I did my best to participate. But It was hard.
I tried to point out that I think there are lots of people who don’t believe in God or anything other than atoms and energy and yet are quite entrepreneurial. One might consider the world’s richest man as a good example.
This got me nowhere of course since I was clearly missing the point that its not the individual examples that matter but its the corruption of the “intellectuals” that is really the problem and this permeates and corrupts society in nefarious ways that might not be apparent. I assumed by that he meant that teenage girls have abortions because some academic at Harvard thinks its ok and not because they don’t want to be mothers.
I thought about trying to challenge his position on irreducible complexity but as a computer programmer I know way too much about complexity to have a discussion with someone so enamored of their own fiction.

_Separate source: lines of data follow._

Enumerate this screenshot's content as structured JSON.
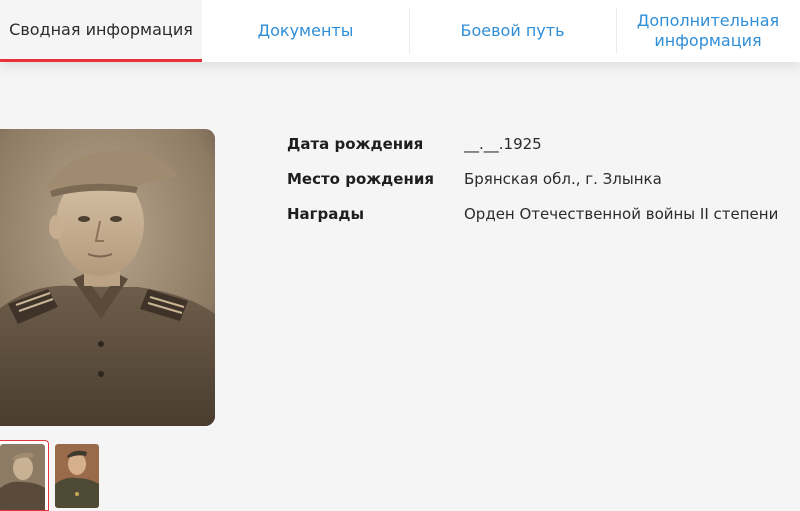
{
  "tabs": [
    {
      "label": "Сводная информация",
      "active": true
    },
    {
      "label": "Документы",
      "active": false
    },
    {
      "label": "Боевой путь",
      "active": false
    },
    {
      "label": "Дополнительная информация",
      "active": false
    }
  ],
  "info": [
    {
      "label": "Дата рождения",
      "value": "__.__.1925"
    },
    {
      "label": "Место рождения",
      "value": "Брянская обл., г. Злынка"
    },
    {
      "label": "Награды",
      "value": "Орден Отечественной войны II степени"
    }
  ],
  "colors": {
    "accent": "#e5323b",
    "link": "#2f8ed8",
    "background": "#f5f5f5"
  }
}
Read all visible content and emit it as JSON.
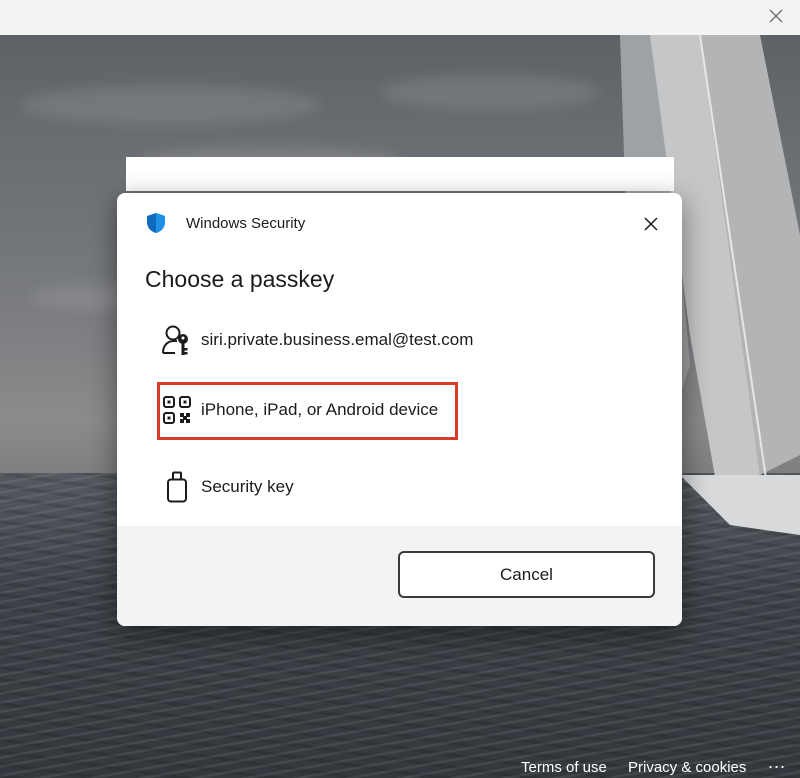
{
  "window": {
    "close_icon": "close-icon"
  },
  "dialog": {
    "app_name": "Windows Security",
    "heading": "Choose a passkey",
    "options": [
      {
        "label": "siri.private.business.emal@test.com",
        "icon": "user-key-icon"
      },
      {
        "label": "iPhone, iPad, or Android device",
        "icon": "qr-code-icon",
        "highlighted": true
      },
      {
        "label": "Security key",
        "icon": "usb-key-icon"
      }
    ],
    "cancel_label": "Cancel"
  },
  "footer_links": {
    "terms": "Terms of use",
    "privacy": "Privacy & cookies",
    "more": "..."
  },
  "colors": {
    "highlight_border": "#d83b2a",
    "shield_blue": "#0f6cbd",
    "dialog_footer": "#f3f3f3"
  }
}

So I settled on saying that I agreed with him that Materialism was the biggest problem in our country but I wanted to define it as people’s desire for things rather than for each other. I shared with him my experience in El Salvador and how I felt that our obsession with wealth and security in this country was in fact one of the biggest factors leading people away from God. I don’t think I really made an impression on him, but I did finally get him to stop talking.
All in all it was an interesting way to spend a few hours.